Contacté par The Art Newspaper, le musée du Louvre a déclaré qu’il ne ferait aucun commentaire sur la situation internationale. « La sécurité des visiteurs et des collections nationales est notre priorité absolue. Le passage en “ alerte urgence attentat “ décidé par la Première ministre a naturellement entraîné une vigilance accrue, notamment en ce qui concerne les contrôles d’accès des visiteurs », a précisé une porte-parole.
Aux États-Unis, le dilemme des musées s’est intensifié. Le musée Frick de Pittsburgh a reporté une exposition d’art islamique, invoquant des préoccupations liées à la guerre en cours à Gaza. Le musée a annoncé le report de l’exposition le 17 octobre, dix jours après l’attaque du Hamas contre Israël.

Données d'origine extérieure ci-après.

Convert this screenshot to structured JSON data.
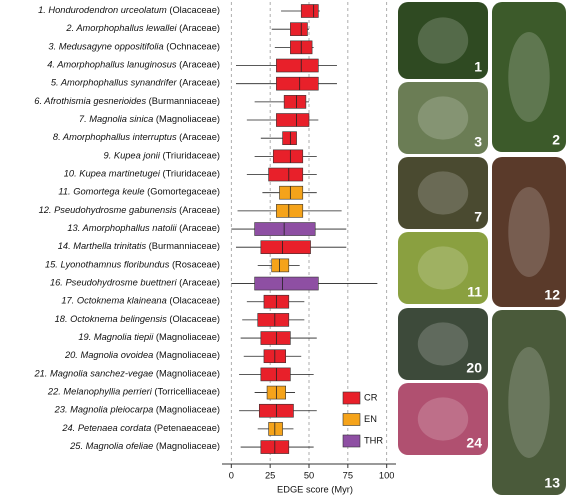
{
  "chart_data": {
    "type": "boxplot",
    "xlabel": "EDGE score (Myr)",
    "xlim": [
      -6,
      106
    ],
    "xticks": [
      0,
      25,
      50,
      75,
      100
    ],
    "grid": true,
    "categories": [
      "1. Hondurodendron urceolatum",
      "2. Amorphophallus lewallei",
      "3. Medusagyne oppositifolia",
      "4. Amorphophallus lanuginosus",
      "5. Amorphophallus synandrifer",
      "6. Afrothismia gesnerioides",
      "7. Magnolia sinica",
      "8. Amorphophallus interruptus",
      "9. Kupea jonii",
      "10. Kupea martinetugei",
      "11. Gomortega keule",
      "12. Pseudohydrosme gabunensis",
      "13. Amorphophallus natolii",
      "14. Marthella trinitatis",
      "15. Lyonothamnus floribundus",
      "16. Pseudohydrosme buettneri",
      "17. Octoknema klaineana",
      "18. Octoknema belingensis",
      "19. Magnolia tiepii",
      "20. Magnolia ovoidea",
      "21. Magnolia sanchez-vegae",
      "22. Melanophyllia perrieri",
      "23. Magnolia pleiocarpa",
      "24. Petenaea cordata",
      "25. Magnolia ofeliae"
    ],
    "families": [
      "(Olacaceae)",
      "(Araceae)",
      "(Ochnaceae)",
      "(Araceae)",
      "(Araceae)",
      "(Burmanniaceae)",
      "(Magnoliaceae)",
      "(Araceae)",
      "(Triuridaceae)",
      "(Triuridaceae)",
      "(Gomortegaceae)",
      "(Araceae)",
      "(Araceae)",
      "(Burmanniaceae)",
      "(Rosaceae)",
      "(Araceae)",
      "(Olacaceae)",
      "(Olacaceae)",
      "(Magnoliaceae)",
      "(Magnoliaceae)",
      "(Magnoliaceae)",
      "(Torricelliaceae)",
      "(Magnoliaceae)",
      "(Petenaeaceae)",
      "(Magnoliaceae)"
    ],
    "status": [
      "CR",
      "CR",
      "CR",
      "CR",
      "CR",
      "CR",
      "CR",
      "CR",
      "CR",
      "CR",
      "EN",
      "EN",
      "THR",
      "CR",
      "EN",
      "THR",
      "CR",
      "CR",
      "CR",
      "CR",
      "CR",
      "EN",
      "CR",
      "EN",
      "CR"
    ],
    "low": [
      32,
      26,
      28,
      3,
      3,
      15,
      10,
      19,
      15,
      10,
      20,
      4,
      0,
      3,
      17,
      0,
      10,
      7,
      6,
      8,
      5,
      15,
      5,
      17,
      6
    ],
    "q1": [
      45,
      38,
      38,
      29,
      29,
      34,
      29,
      33,
      27,
      24,
      31,
      29,
      15,
      19,
      26,
      15,
      21,
      17,
      19,
      21,
      19,
      23,
      18,
      24,
      19
    ],
    "median": [
      53,
      45,
      45,
      45,
      44,
      42,
      42,
      38,
      38,
      37,
      38,
      37,
      34,
      33,
      31,
      33,
      29,
      28,
      29,
      28,
      29,
      29,
      29,
      28,
      28
    ],
    "q3": [
      56,
      49,
      52,
      56,
      56,
      48,
      50,
      42,
      46,
      46,
      46,
      46,
      54,
      51,
      37,
      56,
      37,
      37,
      38,
      35,
      38,
      35,
      40,
      33,
      37
    ],
    "high": [
      57,
      50,
      53,
      68,
      68,
      50,
      56,
      42,
      55,
      55,
      55,
      71,
      74,
      74,
      44,
      94,
      47,
      47,
      55,
      45,
      53,
      41,
      55,
      40,
      53
    ],
    "legend": [
      {
        "name": "CR",
        "color": "#e8202a"
      },
      {
        "name": "EN",
        "color": "#f5a31a"
      },
      {
        "name": "THR",
        "color": "#8e4fa3"
      }
    ]
  },
  "photos": [
    "1",
    "2",
    "3",
    "7",
    "12",
    "11",
    "20",
    "13",
    "24"
  ]
}
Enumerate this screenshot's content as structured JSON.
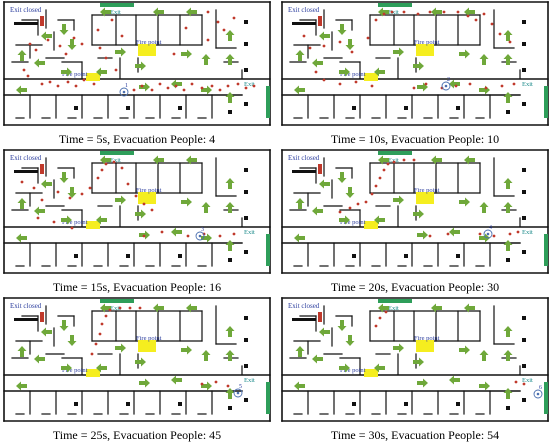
{
  "labels": {
    "exit_closed": "Exit closed",
    "exit": "Exit",
    "fire_point": "Fire point"
  },
  "colors": {
    "wall": "#111111",
    "exit_open": "#2e9e5a",
    "exit_closed": "#c0392b",
    "fire": "#f5ee1f",
    "arrow": "#6fa83a",
    "person": "#c0392b",
    "label_blue": "#2c3e9e",
    "label_teal": "#1a8a8a"
  },
  "icons": [
    "arrow-icon",
    "person-dot-icon",
    "marker-circle-icon",
    "exit-bar-icon",
    "fire-zone-icon"
  ],
  "panels": [
    {
      "caption": "Time = 5s, Evacuation People: 4",
      "marker": "1"
    },
    {
      "caption": "Time = 10s, Evacuation People: 10",
      "marker": "2"
    },
    {
      "caption": "Time = 15s, Evacuation People: 16",
      "marker": "3"
    },
    {
      "caption": "Time = 20s, Evacuation People: 30",
      "marker": "4"
    },
    {
      "caption": "Time = 25s, Evacuation People: 45",
      "marker": "5"
    },
    {
      "caption": "Time = 30s, Evacuation People: 54",
      "marker": "6"
    }
  ]
}
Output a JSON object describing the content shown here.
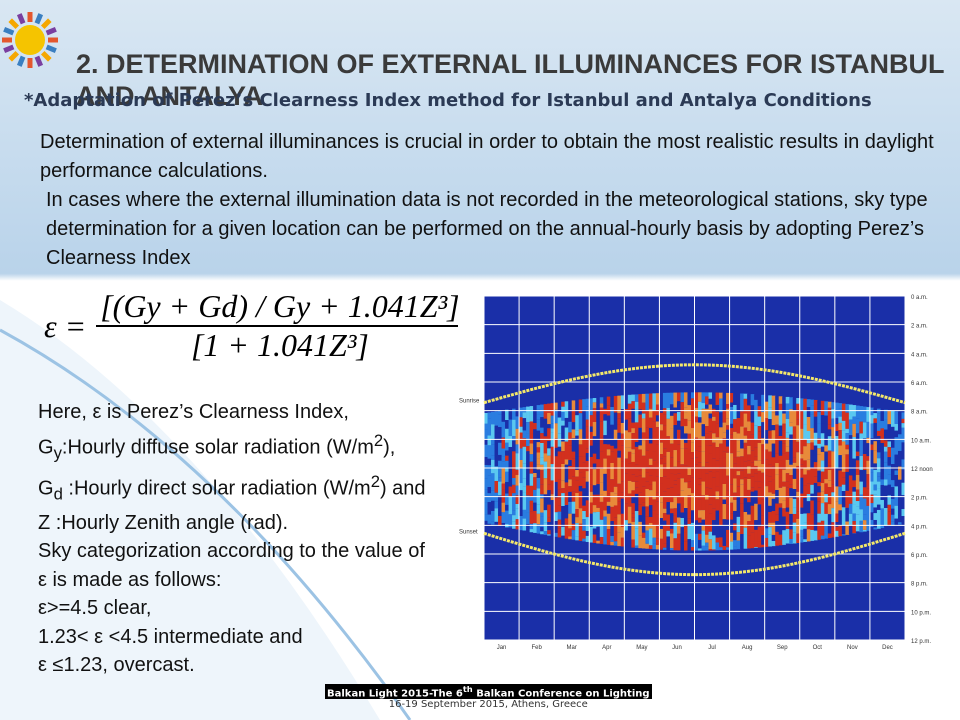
{
  "header": {
    "title": "2. DETERMINATION OF EXTERNAL ILLUMINANCES FOR ISTANBUL AND ANTALYA",
    "subtitle": "*Adaptation of Perez’s Clearness Index method for Istanbul and Antalya Conditions"
  },
  "intro": [
    "Determination of external illuminances is crucial in order to obtain the most realistic results in daylight performance calculations.",
    "In cases where the external illumination data is not recorded in the meteorological stations, sky type determination for a given location can be performed on the annual-hourly basis by adopting Perez’s Clearness Index"
  ],
  "formula": {
    "lhs": "ε =",
    "numerator": "[(Gy + Gd) / Gy + 1.041Z³]",
    "denominator": "[1 + 1.041Z³]"
  },
  "definitions": [
    [
      "Here, ε is Perez’s Clearness Index,"
    ],
    [
      "G",
      {
        "sub": "y"
      },
      ":Hourly diffuse solar radiation (W/m",
      {
        "sup": "2"
      },
      "),"
    ],
    [
      "G",
      {
        "sub": "d"
      },
      "  :Hourly direct solar radiation (W/m",
      {
        "sup": "2"
      },
      ") and"
    ],
    [
      "Z :Hourly Zenith angle (rad)."
    ],
    [
      "Sky categorization according to the value of ε is made as follows:"
    ],
    [
      "ε>=4.5 clear,"
    ],
    [
      "1.23< ε <4.5 intermediate and"
    ],
    [
      "ε ≤1.23, overcast."
    ]
  ],
  "figure": {
    "hour_labels": [
      "0 a.m.",
      "2 a.m.",
      "4 a.m.",
      "6 a.m.",
      "8 a.m.",
      "10 a.m.",
      "12 noon",
      "2 p.m.",
      "4 p.m.",
      "6 p.m.",
      "8 p.m.",
      "10 p.m.",
      "12 p.m."
    ],
    "month_labels": [
      "Jan",
      "Feb",
      "Mar",
      "Apr",
      "May",
      "Jun",
      "Jul",
      "Aug",
      "Sep",
      "Oct",
      "Nov",
      "Dec"
    ],
    "sunrise_label": "Sunrise",
    "sunset_label": "Sunset"
  },
  "footer": {
    "line1": [
      "Balkan Light 2015-The 6",
      {
        "sup": "th"
      },
      " Balkan Conference on Lighting"
    ],
    "line2": "16-19 September 2015, Athens, Greece"
  }
}
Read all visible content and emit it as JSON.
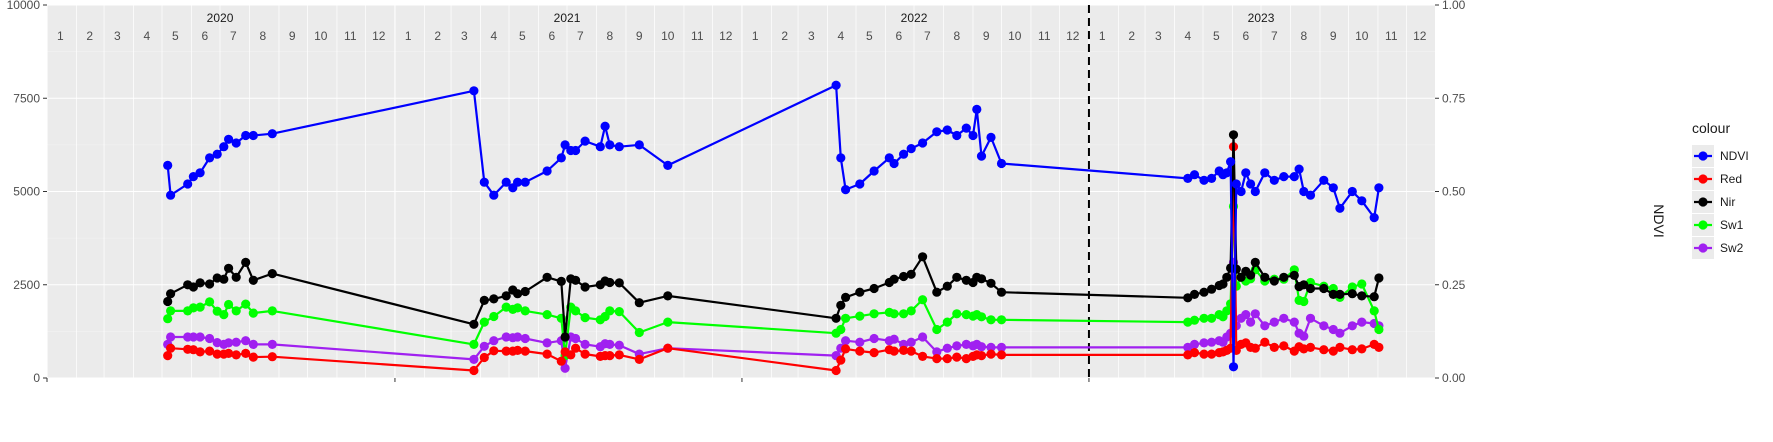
{
  "chart_data": {
    "type": "line",
    "title": "",
    "xlabel": "",
    "ylabel": "",
    "y2label": "NDVI",
    "ylim": [
      0,
      10000
    ],
    "y2lim": [
      0,
      1
    ],
    "xlim": [
      "2020-01-01",
      "2023-12-31"
    ],
    "y_ticks": [
      "0",
      "2500",
      "5000",
      "7500",
      "10000"
    ],
    "y2_ticks": [
      "0.00",
      "0.25",
      "0.50",
      "0.75",
      "1.00"
    ],
    "year_labels": [
      "2020",
      "2021",
      "2022",
      "2023"
    ],
    "month_labels": [
      "1",
      "2",
      "3",
      "4",
      "5",
      "6",
      "7",
      "8",
      "9",
      "10",
      "11",
      "12"
    ],
    "vline_date": "2023-01-01",
    "grid": true,
    "legend": {
      "title": "colour",
      "placement": "right",
      "items": [
        "NDVI",
        "Red",
        "Nir",
        "Sw1",
        "Sw2"
      ]
    },
    "colors": {
      "NDVI": "#0000ff",
      "Red": "#ff0000",
      "Nir": "#000000",
      "Sw1": "#00ff00",
      "Sw2": "#a020f0"
    },
    "x": [
      "2020-05-07",
      "2020-05-10",
      "2020-05-28",
      "2020-06-03",
      "2020-06-10",
      "2020-06-20",
      "2020-06-28",
      "2020-07-05",
      "2020-07-10",
      "2020-07-18",
      "2020-07-28",
      "2020-08-05",
      "2020-08-25",
      "2021-03-25",
      "2021-04-05",
      "2021-04-15",
      "2021-04-28",
      "2021-05-05",
      "2021-05-10",
      "2021-05-18",
      "2021-06-10",
      "2021-06-25",
      "2021-06-29",
      "2021-07-05",
      "2021-07-10",
      "2021-07-20",
      "2021-08-05",
      "2021-08-10",
      "2021-08-15",
      "2021-08-25",
      "2021-09-15",
      "2021-10-15",
      "2022-04-10",
      "2022-04-15",
      "2022-04-20",
      "2022-05-05",
      "2022-05-20",
      "2022-06-05",
      "2022-06-10",
      "2022-06-20",
      "2022-06-28",
      "2022-07-10",
      "2022-07-25",
      "2022-08-05",
      "2022-08-15",
      "2022-08-25",
      "2022-09-01",
      "2022-09-05",
      "2022-09-10",
      "2022-09-20",
      "2022-10-01",
      "2023-04-15",
      "2023-04-22",
      "2023-05-02",
      "2023-05-10",
      "2023-05-18",
      "2023-05-22",
      "2023-05-26",
      "2023-05-30",
      "2023-06-02",
      "2023-06-05",
      "2023-06-10",
      "2023-06-15",
      "2023-06-20",
      "2023-06-25",
      "2023-07-05",
      "2023-07-15",
      "2023-07-25",
      "2023-08-05",
      "2023-08-10",
      "2023-08-15",
      "2023-08-22",
      "2023-09-05",
      "2023-09-15",
      "2023-09-22",
      "2023-10-05",
      "2023-10-15",
      "2023-10-28",
      "2023-11-02"
    ],
    "series": [
      {
        "name": "NDVI",
        "axis": "right",
        "values": [
          0.57,
          0.49,
          0.52,
          0.54,
          0.55,
          0.59,
          0.6,
          0.62,
          0.64,
          0.63,
          0.65,
          0.65,
          0.655,
          0.77,
          0.525,
          0.49,
          0.525,
          0.51,
          0.525,
          0.525,
          0.555,
          0.59,
          0.625,
          0.61,
          0.61,
          0.635,
          0.62,
          0.675,
          0.625,
          0.62,
          0.625,
          0.57,
          0.785,
          0.59,
          0.505,
          0.52,
          0.555,
          0.59,
          0.575,
          0.6,
          0.615,
          0.63,
          0.66,
          0.665,
          0.65,
          0.67,
          0.65,
          0.72,
          0.595,
          0.645,
          0.575,
          0.535,
          0.545,
          0.53,
          0.535,
          0.555,
          0.545,
          0.55,
          0.58,
          0.03,
          0.52,
          0.5,
          0.55,
          0.52,
          0.5,
          0.55,
          0.53,
          0.54,
          0.54,
          0.56,
          0.5,
          0.49,
          0.53,
          0.51,
          0.455,
          0.5,
          0.475,
          0.43,
          0.51
        ]
      },
      {
        "name": "Red",
        "axis": "left",
        "values": [
          600,
          800,
          770,
          760,
          700,
          720,
          640,
          640,
          660,
          620,
          660,
          560,
          570,
          200,
          550,
          730,
          720,
          720,
          740,
          720,
          640,
          450,
          700,
          620,
          800,
          640,
          580,
          600,
          600,
          620,
          500,
          800,
          200,
          480,
          780,
          720,
          680,
          760,
          720,
          740,
          720,
          580,
          520,
          520,
          560,
          520,
          580,
          620,
          600,
          640,
          620,
          620,
          680,
          640,
          640,
          680,
          700,
          740,
          800,
          6200,
          740,
          900,
          940,
          820,
          800,
          960,
          820,
          860,
          720,
          840,
          780,
          820,
          760,
          720,
          820,
          760,
          780,
          900,
          820
        ]
      },
      {
        "name": "Nir",
        "axis": "left",
        "values": [
          2050,
          2260,
          2500,
          2440,
          2550,
          2520,
          2680,
          2650,
          2940,
          2700,
          3100,
          2620,
          2800,
          1440,
          2080,
          2120,
          2200,
          2360,
          2260,
          2320,
          2700,
          2590,
          1100,
          2660,
          2620,
          2440,
          2500,
          2600,
          2560,
          2550,
          2020,
          2200,
          1600,
          1950,
          2160,
          2300,
          2400,
          2560,
          2650,
          2720,
          2780,
          3250,
          2300,
          2460,
          2700,
          2620,
          2560,
          2700,
          2660,
          2540,
          2300,
          2150,
          2240,
          2300,
          2380,
          2480,
          2520,
          2700,
          2950,
          6520,
          2920,
          2700,
          2860,
          2760,
          3100,
          2700,
          2600,
          2700,
          2750,
          2450,
          2500,
          2400,
          2400,
          2240,
          2240,
          2260,
          2200,
          2180,
          2680
        ]
      },
      {
        "name": "Sw1",
        "axis": "left",
        "values": [
          1590,
          1800,
          1800,
          1880,
          1900,
          2040,
          1790,
          1700,
          1970,
          1800,
          1980,
          1740,
          1800,
          900,
          1500,
          1650,
          1900,
          1840,
          1880,
          1800,
          1700,
          1600,
          600,
          1900,
          1800,
          1620,
          1560,
          1650,
          1800,
          1780,
          1220,
          1500,
          1200,
          1300,
          1600,
          1660,
          1720,
          1760,
          1720,
          1720,
          1800,
          2100,
          1300,
          1500,
          1720,
          1700,
          1660,
          1700,
          1640,
          1560,
          1560,
          1500,
          1550,
          1600,
          1600,
          1700,
          1640,
          1800,
          1990,
          4600,
          2460,
          2700,
          2600,
          2660,
          2900,
          2600,
          2650,
          2650,
          2900,
          2080,
          2050,
          2560,
          2460,
          2400,
          2160,
          2440,
          2520,
          1800,
          1300
        ]
      },
      {
        "name": "Sw2",
        "axis": "left",
        "values": [
          900,
          1100,
          1100,
          1100,
          1100,
          1060,
          950,
          900,
          940,
          960,
          1000,
          900,
          900,
          500,
          850,
          1000,
          1100,
          1080,
          1100,
          1060,
          940,
          1000,
          260,
          1100,
          1060,
          900,
          840,
          920,
          900,
          880,
          640,
          800,
          600,
          800,
          1000,
          960,
          1060,
          1000,
          1040,
          900,
          960,
          1100,
          700,
          800,
          860,
          900,
          860,
          900,
          840,
          820,
          820,
          820,
          900,
          940,
          960,
          1000,
          960,
          1100,
          1200,
          3100,
          1400,
          1600,
          1700,
          1500,
          1720,
          1400,
          1500,
          1600,
          1500,
          1200,
          1120,
          1600,
          1400,
          1300,
          1200,
          1400,
          1500,
          1460,
          1400
        ]
      }
    ]
  }
}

Plusieurs institutions juives ont pris position, du Museum of Jewish Heritage de New York au United States Holocaust Memorial Museum de Washington, qui ont tous deux condamné les attaques du Hamas. Ce dernier a déclaré dans un communiqué : « En conservant la mémoire de l’histoire de l’Holocauste, le musée incite les dirigeants et les individus du monde entier à réfléchir de manière critique à leur rôle dans la société et à lutter contre l’antisémitisme et d’autres formes de haine, à prévenir les génocides et à promouvoir la dignité humaine ».
Le musée national arabo-américain de Dearborn, dans le Michigan, a annoncé qu’« en réponse à la catastrophe humanitaire en cours à laquelle sont confrontés nos frères et sœurs palestiniens à Gaza », l’institution avait décidé d’annuler son gala annuel de collecte de fonds.
El Museo del Barrio, à New York, a publié une déclaration conciliante soutenant et défendant les droits de l’homme et la « résolution pacifique » de ce conflit, encourageant les visiteurs du musée à faire un don à une organisation caritative de confiance de leur choix. « En ces temps difficiles, nous continuons à accueillir des visiteurs et des artistes aux croyances et aux points de vue divers et différents », déclare le musée.